Procès des HLM de Paris : Les comparses dans le box25/01/20062006Journal/medias/journalnumero/images/2006/01/une1956.jpg.445x577_q85_box-0%2C104%2C1383%2C1896_crop_detail.jpg

Leur société

Procès des HLM de Paris : Les comparses dans le box

Lundi 23 janvier s'est ouvert le procès de l'affaire des HLM de la Ville de Paris. 49 prévenus s'entassent dans le box, représentant les entreprises du bâtiment qui ont versé quelque 50millions de francs (7,6 millions d'euros) de pots-de-vin destinés au financement du RPR, et des représentants de l'office de HLM de Paris, le bien nommé OPAC. Mais aucune des personnalités politiques mises en cause n'était sur le banc des prévenus.

L'instruction, commencée en 1994, en pleine guerre fratricide entre Chirac et Balladur pour la présidentielle de 1995, avait été riche en rebondissements. Un an avant, en 1993, avait eu lieu la dernière élection législative autorisant les entreprises à soutenir officiellement les candidats. Et pour une unique fois, ces financements furent publiés au Journal officiel. On put ainsi voir que les grandes entreprises du bâtiment, Bouygues, Vivendi, Suez, etc. étaient de généreuses donatrices, n'hésitant pas à verser à tous les candidats des grands partis. Mais ces financements avaient commencé de façon occulte, bien avant qu'existe une loi sur le financement légal des partis politiques.

En 1994, le juge Halphen mettait à jour une vaste opération de racket des entreprises souhaitant obtenir des marchés publics de l'OPAC de Paris. Il mit en examen le président et l'ex-directeur de l'OPAC, Jean Tiberi et Georges Pérol (ce dernier fait partie des 49accusés). Des paradis fiscaux permettaient de blanchir l'argent des fausses factures qui était ensuite rapatrié en liquide sur Paris.
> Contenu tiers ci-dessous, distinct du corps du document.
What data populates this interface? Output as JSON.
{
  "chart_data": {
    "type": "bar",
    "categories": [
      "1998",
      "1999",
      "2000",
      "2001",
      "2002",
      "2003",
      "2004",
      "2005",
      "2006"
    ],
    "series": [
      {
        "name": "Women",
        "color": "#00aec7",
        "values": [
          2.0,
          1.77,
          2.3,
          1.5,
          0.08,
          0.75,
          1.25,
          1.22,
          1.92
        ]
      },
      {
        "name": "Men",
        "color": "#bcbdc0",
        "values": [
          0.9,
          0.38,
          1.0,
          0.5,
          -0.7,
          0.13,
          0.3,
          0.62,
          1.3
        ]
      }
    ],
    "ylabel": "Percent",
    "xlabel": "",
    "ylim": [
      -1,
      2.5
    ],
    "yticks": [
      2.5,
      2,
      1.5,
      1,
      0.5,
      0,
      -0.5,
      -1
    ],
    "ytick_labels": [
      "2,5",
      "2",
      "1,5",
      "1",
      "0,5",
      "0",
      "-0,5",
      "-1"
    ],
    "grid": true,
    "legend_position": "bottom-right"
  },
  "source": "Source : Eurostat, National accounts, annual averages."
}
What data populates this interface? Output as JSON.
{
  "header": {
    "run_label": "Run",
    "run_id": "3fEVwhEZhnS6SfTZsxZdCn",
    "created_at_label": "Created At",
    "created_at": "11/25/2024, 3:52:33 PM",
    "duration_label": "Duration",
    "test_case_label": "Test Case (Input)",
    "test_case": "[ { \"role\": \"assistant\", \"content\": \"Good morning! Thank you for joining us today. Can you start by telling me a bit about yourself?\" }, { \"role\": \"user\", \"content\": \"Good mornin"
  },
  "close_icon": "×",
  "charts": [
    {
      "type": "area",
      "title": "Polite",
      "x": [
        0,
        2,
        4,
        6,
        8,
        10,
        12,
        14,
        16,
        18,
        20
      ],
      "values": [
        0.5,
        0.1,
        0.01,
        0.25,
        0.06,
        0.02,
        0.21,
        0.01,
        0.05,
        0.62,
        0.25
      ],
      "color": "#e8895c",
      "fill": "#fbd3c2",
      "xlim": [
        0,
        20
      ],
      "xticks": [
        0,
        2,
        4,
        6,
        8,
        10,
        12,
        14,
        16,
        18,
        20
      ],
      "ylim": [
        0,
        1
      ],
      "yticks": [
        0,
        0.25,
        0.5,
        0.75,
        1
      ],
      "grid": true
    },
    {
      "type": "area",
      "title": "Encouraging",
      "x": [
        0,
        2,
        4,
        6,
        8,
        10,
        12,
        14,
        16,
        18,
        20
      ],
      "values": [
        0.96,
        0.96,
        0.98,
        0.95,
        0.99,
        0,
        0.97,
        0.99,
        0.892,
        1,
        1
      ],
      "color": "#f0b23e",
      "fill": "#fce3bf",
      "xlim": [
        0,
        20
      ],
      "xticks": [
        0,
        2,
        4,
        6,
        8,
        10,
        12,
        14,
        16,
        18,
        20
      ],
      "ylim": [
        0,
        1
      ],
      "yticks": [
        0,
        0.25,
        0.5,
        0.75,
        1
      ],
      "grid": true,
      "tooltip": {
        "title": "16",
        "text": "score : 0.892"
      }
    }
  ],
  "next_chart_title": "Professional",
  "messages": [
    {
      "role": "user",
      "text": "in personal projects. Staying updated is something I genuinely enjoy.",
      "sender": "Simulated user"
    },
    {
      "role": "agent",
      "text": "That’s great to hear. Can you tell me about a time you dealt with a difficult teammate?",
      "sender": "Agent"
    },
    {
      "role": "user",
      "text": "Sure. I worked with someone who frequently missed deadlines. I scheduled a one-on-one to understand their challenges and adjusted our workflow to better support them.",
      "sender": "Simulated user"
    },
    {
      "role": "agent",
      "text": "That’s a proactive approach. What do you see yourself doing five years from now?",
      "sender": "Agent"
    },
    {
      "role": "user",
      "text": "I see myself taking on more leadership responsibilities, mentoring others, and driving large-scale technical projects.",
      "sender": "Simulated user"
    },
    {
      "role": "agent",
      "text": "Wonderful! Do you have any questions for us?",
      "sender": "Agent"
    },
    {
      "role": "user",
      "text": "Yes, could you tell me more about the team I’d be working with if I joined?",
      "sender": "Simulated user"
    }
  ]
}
Le juge avait des indices, mais peu de preuves, et d'autant plus de mal à les réunir que, par exemple, la police refusa en 1996 d'exécuter ses ordres et de perquisitionner chez Tiberi, successeur de Chirac à la mairie de Paris. À cette occasion, Halphen découvrit le rapport sur la francophonie, payé à prix d'or à Xavière Tiberi par le conseil général de l'Essonne. On vit alors le ministre de la Justice, Toubon, tenter de récupérer un procureur en vacances dans l'Himalaya pour qu'il vienne sauver la mise de la femme du maire de Paris.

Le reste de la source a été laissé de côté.